Scientific classification
- Kingdom: Animalia
- Phylum: Chordata
- Class: Aves
- Order: Passeriformes
- Family: Passerellidae
- Genus: Atlapetes
- Species: A. latinuchus
- Subspecies: A. l. yariguierum
- Trinomial name: Atlapetes latinuchus yariguierum Donegan & Huertas, 2006

= Yariguies brush finch =

Subspecies of bird

The Yariguies brush finch (Atlapetes latinuchus yariguierum) is a subspecies of the yellow-breasted brush finch, discovered in 2004 in Colombia.

==Description==
The feathers of the breast, abdomen, and throat are yellow; those of the coverts, primaries, secondaries, scapulars, auriculars, lores, and tail are black; the crown feathers are russet. It is unique among its conspecifics because it has a jet black back, wing and tail.

==Species discovery==
The bird has been discovered in the remote Yariguies mountains in an expedition co-led by Thomas Donegan of Fundación ProAves and Blanca Huertas, a curator at the Natural History Museum in London.

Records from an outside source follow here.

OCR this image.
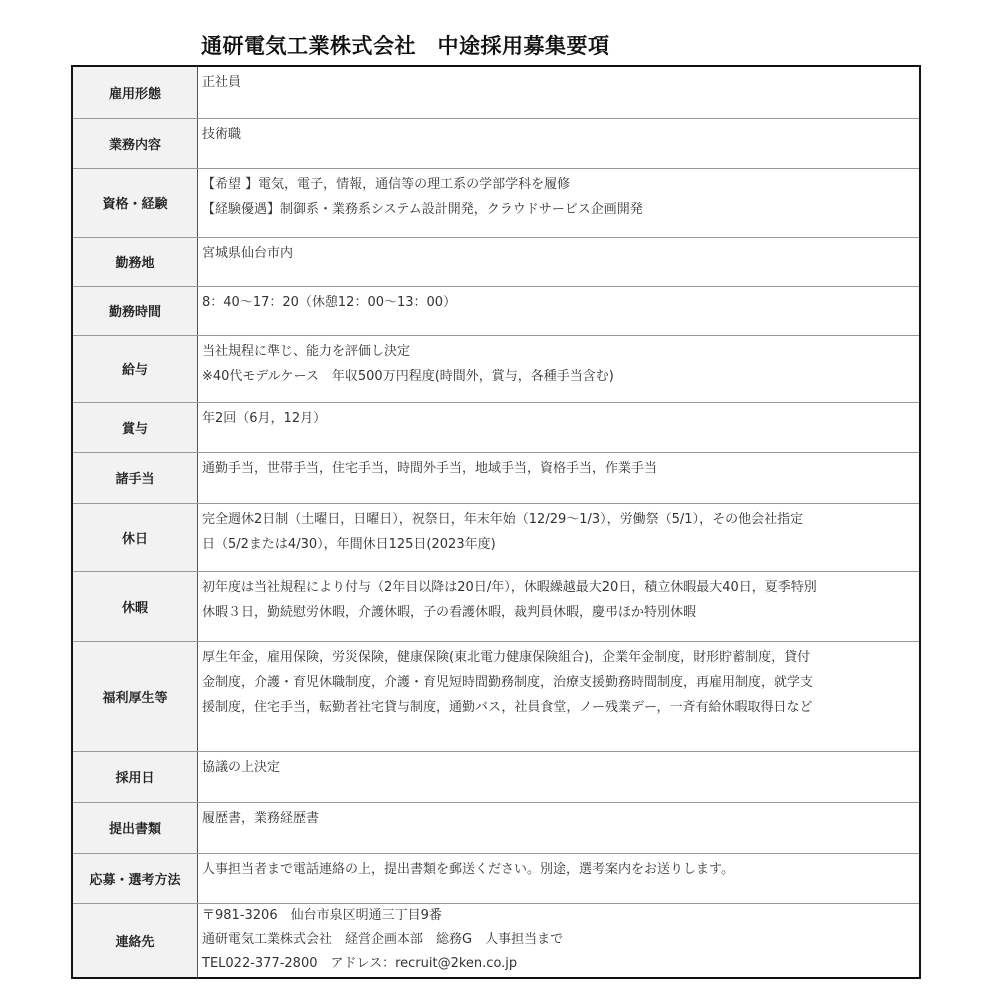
通研電気工業株式会社　中途採用募集要項
雇用形態	正社員

業務内容	技術職

資格・経験	【希望 】電気，電子，情報，通信等の理工系の学部学科を履修
【経験優遇】制御系・業務系システム設計開発，クラウドサービス企画開発

勤務地	宮城県仙台市内

勤務時間	8：40～17：20（休憩12：00～13：00）

給与	当社規程に準じ、能力を評価し決定
※40代モデルケース　年収500万円程度(時間外，賞与，各種手当含む)

賞与	年2回（6月，12月）

諸手当	通勤手当，世帯手当，住宅手当，時間外手当，地域手当，資格手当，作業手当

休日	完全週休2日制（土曜日，日曜日），祝祭日，年末年始（12/29～1/3），労働祭（5/1），その他会社指定
日（5/2または4/30），年間休日125日(2023年度)

休暇	初年度は当社規程により付与（2年目以降は20日/年），休暇繰越最大20日，積立休暇最大40日，夏季特別
休暇３日，勤続慰労休暇，介護休暇，子の看護休暇，裁判員休暇，慶弔ほか特別休暇

福利厚生等	厚生年金，雇用保険，労災保険，健康保険(東北電力健康保険組合)，企業年金制度，財形貯蓄制度，貸付
金制度，介護・育児休職制度，介護・育児短時間勤務制度，治療支援勤務時間制度，再雇用制度，就学支
援制度，住宅手当，転勤者社宅貸与制度，通勤バス，社員食堂，ノー残業デー，一斉有給休暇取得日など

採用日	協議の上決定

提出書類	履歴書，業務経歴書

応募・選考方法	人事担当者まで電話連絡の上，提出書類を郵送ください。別途，選考案内をお送りします。

連絡先	〒981-3206　仙台市泉区明通三丁目9番
通研電気工業株式会社　経営企画本部　総務G　人事担当まで
TEL022-377-2800　アドレス：recruit@2ken.co.jp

According to the researchers, the region was so little explored that several more hitherto undescribed birds and butterflies are found there (Donegan & Huertas, 2006). Huertas, a lepidopterologist by training, found several taxa of butterflies new to science (Huertas & Arias 2007). Further information about the biological exploration of the region is found in expedition reports (Donegan & Huertas 2005; Huertas & Donegan 2006). The vernacular name "Yariguies brush finch" was selected because the yellow-breasted brush finch, as a subspecies of which it is currently classified, is to be split into several species, and it is not clear at the moment to which of these the newly described bird would belong (Donegan & Huertas, 2006).

===Etymology===
The bird is named after the Yariguies indigenous tribe who give their name to the mountain range where the bird was found. Serranía de los Yariguíes was declared a national park last year by the Colombian government and a large forest nature reserve was recently established in the region by Fundación ProAves, Colombia's bird conservation NGO.